10. Le requérant soutient que le préfet de la Maine et Loire ne pouvait pas légalement fonder sa décision d'assignation à résidence en litige sur l'existence de la décision portant obligation de quitter le territoire du 6 mars 2023, dès lors qu'il existerait des changements de fait dans sa situation faisant obstacle à l'exécution de la mesure d'éloignement. Il fait ainsi valoir le changement de circonstances résultant, postérieurement à l'arrêté du 6 mars 2023 de son mariage récent, le 11 janvier 2025 avec une ressortissante française et du fait qu'il s'occupe des enfants de cette dernière. Toutefois, cette circonstance ne constitue pas un changement dans les circonstances de fait de nature à ôter à la mesure d'éloignement prononcée à son encontre son caractère exécutoire. Par suite, le requérant n'est pas fondé à se prévaloir de l'existence d'un changement de circonstances de fait et de droit qui s'opposerait à l'exécution de la décision portant obligation de quitter le territoire du 6 mars 2023 et nécessiterait d'en suspendre l'exécution.

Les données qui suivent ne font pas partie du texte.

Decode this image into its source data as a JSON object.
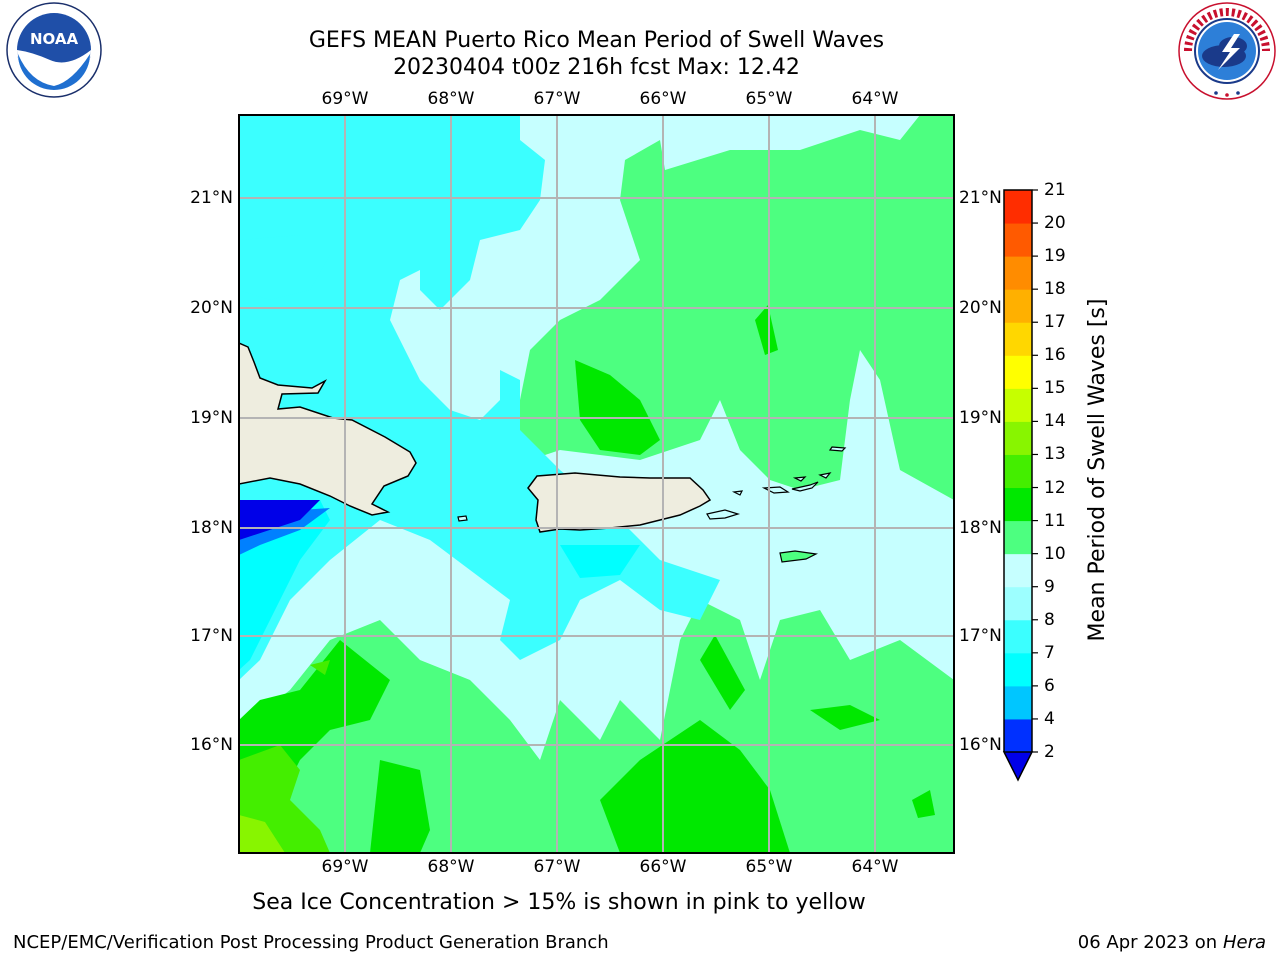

11. Il résulte de tout ce qui précède que la requête de M. C ne peut qu'être rejetée dans toutes ses conclusions.

D E C I D E :

Article 1er : La requête de M. C est rejetée.

Article 2 : Le présent jugement sera notifié à M. D C, au préfet de Maine-et-Loire et à Me Maxime Gouache.

Rendu public par mise à disposition au greffe le 23 mai 2025.

La magistrate désignée,

S. MOUNICLa greffière,

A. DIALLO

La République mande et ordonne au préfet de Maine-et-Loire en ce qui le concerne ou à tous commissaires de justice à ce requis en ce qui concerne les voies de droit commun contre les parties privées, de pourvoir à l'exécution de la présente décision.